例えビジネス・モデルやビジネス・プロセスが変わったとしても、ぶれることのない軸となる企業の存在意義を持ち続けなければなりません。それがなければ、時代の潮流に翻弄させられ、市場や顧客は、その企業の存在を見失ってしまうでしょう。ブランドは崩壊し、人々のマインドシェアも小さくなれば、優秀な人材も集まらず、優れたサービスやプロダクトを生みだすこともできなくなります。もはや事業を継続することは難しくなってしまいます。だから、企業として存続するには、「企業の存在意義=Purpose」を貫くことが必要となるのです。
purpose beyond profit (企業の存在意義は利益を超える)
IIRC(International Integrated Reporting Council/国際統合報告評議会)の2018年の報告書のタイトルです。IIRCは、企業などの価値を長期的に高め、持続的投資を可能にする新たな会計(情報開示)基準の確立に取り組む非営利国際団体で、業績などの財務情報だけでなく、社会貢献や環境対策などの非財務情報をも一つにまとめた統合報告(integrated reporting)という情報開示のルールづくりやその普及に取り組んでいます。
不確実性が高まる時代にあって、企業は利益を追求するだけでは生き残れない時代となりました。ピーター・ドラッカーが語ったように「社会的な目的を実現し、社会、コミュニティ、個人のニーズを満たす」ことで、自らの存在意義を追求し続けなければ、事業の継続や企業の存続が難しくなったのです。だからこそ、経営者はpurpose beyond profitを問い続ける必要があります。

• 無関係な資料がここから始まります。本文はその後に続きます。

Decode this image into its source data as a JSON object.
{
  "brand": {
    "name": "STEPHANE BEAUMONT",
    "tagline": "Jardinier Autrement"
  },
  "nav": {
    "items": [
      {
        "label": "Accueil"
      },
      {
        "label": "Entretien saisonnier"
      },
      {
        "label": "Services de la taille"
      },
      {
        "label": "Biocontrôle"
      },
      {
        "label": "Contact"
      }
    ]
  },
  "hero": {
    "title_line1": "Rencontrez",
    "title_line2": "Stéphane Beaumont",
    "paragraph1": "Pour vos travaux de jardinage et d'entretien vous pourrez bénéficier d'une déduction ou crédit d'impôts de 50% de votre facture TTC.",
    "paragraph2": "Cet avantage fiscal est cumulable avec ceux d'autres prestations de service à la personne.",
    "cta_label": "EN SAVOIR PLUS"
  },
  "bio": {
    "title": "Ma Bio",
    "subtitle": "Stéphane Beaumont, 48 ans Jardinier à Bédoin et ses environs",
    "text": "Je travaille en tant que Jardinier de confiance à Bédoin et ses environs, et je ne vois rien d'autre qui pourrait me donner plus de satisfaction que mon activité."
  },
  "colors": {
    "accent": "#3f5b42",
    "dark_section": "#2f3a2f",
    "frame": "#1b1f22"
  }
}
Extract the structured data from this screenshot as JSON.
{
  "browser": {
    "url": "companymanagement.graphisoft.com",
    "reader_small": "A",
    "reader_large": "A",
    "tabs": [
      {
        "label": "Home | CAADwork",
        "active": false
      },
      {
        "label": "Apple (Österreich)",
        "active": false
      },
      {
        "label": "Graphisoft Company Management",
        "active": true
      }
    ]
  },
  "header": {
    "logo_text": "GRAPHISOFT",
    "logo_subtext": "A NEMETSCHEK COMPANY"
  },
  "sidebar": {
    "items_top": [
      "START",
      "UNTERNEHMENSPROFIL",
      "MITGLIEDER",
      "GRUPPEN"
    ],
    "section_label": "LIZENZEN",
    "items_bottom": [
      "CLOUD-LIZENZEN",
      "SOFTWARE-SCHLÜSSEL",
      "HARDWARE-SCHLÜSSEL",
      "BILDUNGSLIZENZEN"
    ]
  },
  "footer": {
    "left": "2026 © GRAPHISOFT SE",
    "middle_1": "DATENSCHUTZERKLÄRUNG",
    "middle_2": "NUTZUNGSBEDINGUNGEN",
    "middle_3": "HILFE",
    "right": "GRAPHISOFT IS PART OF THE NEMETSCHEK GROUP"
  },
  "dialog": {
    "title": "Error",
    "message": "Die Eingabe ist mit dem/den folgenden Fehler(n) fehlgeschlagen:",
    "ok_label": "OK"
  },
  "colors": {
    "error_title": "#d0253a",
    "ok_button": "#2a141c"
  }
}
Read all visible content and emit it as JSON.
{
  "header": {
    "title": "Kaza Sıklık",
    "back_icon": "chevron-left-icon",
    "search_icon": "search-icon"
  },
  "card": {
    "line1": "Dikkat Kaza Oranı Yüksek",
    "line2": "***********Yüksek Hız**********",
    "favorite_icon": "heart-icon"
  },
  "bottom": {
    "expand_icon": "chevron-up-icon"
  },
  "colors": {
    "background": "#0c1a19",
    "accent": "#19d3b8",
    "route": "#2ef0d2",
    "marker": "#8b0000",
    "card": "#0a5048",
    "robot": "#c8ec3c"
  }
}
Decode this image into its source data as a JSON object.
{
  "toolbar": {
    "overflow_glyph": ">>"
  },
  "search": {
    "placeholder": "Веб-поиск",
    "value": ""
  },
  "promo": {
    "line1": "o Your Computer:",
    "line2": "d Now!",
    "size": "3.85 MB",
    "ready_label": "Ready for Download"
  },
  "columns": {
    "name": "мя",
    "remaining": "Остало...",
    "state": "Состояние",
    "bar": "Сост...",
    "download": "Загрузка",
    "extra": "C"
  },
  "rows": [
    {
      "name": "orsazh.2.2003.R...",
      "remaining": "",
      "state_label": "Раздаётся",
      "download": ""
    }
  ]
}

DXとは、企業が、自らのPurposeを貫くための手段だとも言えるでしょう。
DXの主語
DXについて、さらに掘り下げてみましょう。
言うまでもありませんが、「デジタル・トランスフォーメーション」を日本語にすれば、「”デジタルを駆使して”変革すること」となります。その主語は、変革をしなければならない状況に置かれている企業であり、事業主体である自分たち自身です。このような自分たちの変革を他人任せすることなどできるはずはなく、自らが変革を主導するという明確な意志と覚悟が必要です。
DXとは何を変革することなのか
では、何を変革するのでしょうか。それは、自分たちの「ビジネス・プロセス」、「ビジネス・モデル」、「企業の文化や風土」です。具体的には、次のようなことになるでしょう。
- ビジネス・プロセス
- 業務プロセスのリストラ・スリム化
- 徹底したペーパーレス化
- 働く場所・時間の制約からの解放 など
- ビジネス・モデル
- 事業目標の再定義
- マーケット・顧客の再定義
- 収益構造の変革
- 売買からサブスクリプション
- 手段の提供から価値の提供 など
- 企業の風土や文化
- データ活用を重視する経営へのシフト
- 社内における「情報」の透明性を担保
- 戦略に応じた多様な業績評価基準の適用
- 階層的組織から自律的組織への転換
- 心理的安全性の確保
- 大幅な現場への権限委譲
- 時間管理から品質管理への転換
- 多様性を許容する企業風土の醸成 など
“デジタルを駆使する”とは何をすることなのか
- クラウドの利用制限を撤廃
- コモディティ・アプリケーションのSaaSへのシフト
- ゼロトラスト・ネットワークによるVPNやファイヤーウォールの撤廃
- VDIやPPAP等の時代遅れ、無意味、生産性を損なうIT活用の撤廃
- FIDO2を使ったSSO環境の整備 など
- クラウド・ネイティブの利用拡大
- 戦略的アプリケーションのクラウド・ネイティブへのシフト
- プラットフォーム・サービスの活用
- アジャイル開発やDevOpsの適用 など
- 組織の意志が直ちに反映されるITの実現
- 戦略的アプリケーションを中心に内製化の適用範囲を拡大
- ITに精通した経営幹部の配置 など
また、圧倒的なビジネス・スピードを獲得するには、先にも述べたように、「高速で現場を見える化」し、「高速で判断」し、「高速に行動」するというサイクルを実現しなくてはなりません。その鍵を握るのがデータです。このデータを生みだし、活用するためのテクノロジーが、AI、クラウド、IoTです。そして、それらをつなげる仕組みとして、5Gが支えとなるでしょう。
共創とは何をすることか
DXの主語は「事業主体」です。従って、自分たちの変革は、自分たちが主導し、取り組むべきことであり、これを外注するといったことは、まったく筋違いな話しでしょう。また、圧倒的なビジネス・スピードを生みだすには、「組織の意志が直ちに反映されるITの実現」が不可避であり、DXを支えるITの要件となります。ならば、ITは内製が前提です。
【参考】DXは内製化
しかし、必要とするスキルや要員を全て自分たちでだけでまかなえるわけではありません。それを補うためのスキルや要員を提供するのが、ITベンダーやSI事業者による「内製化支援」です。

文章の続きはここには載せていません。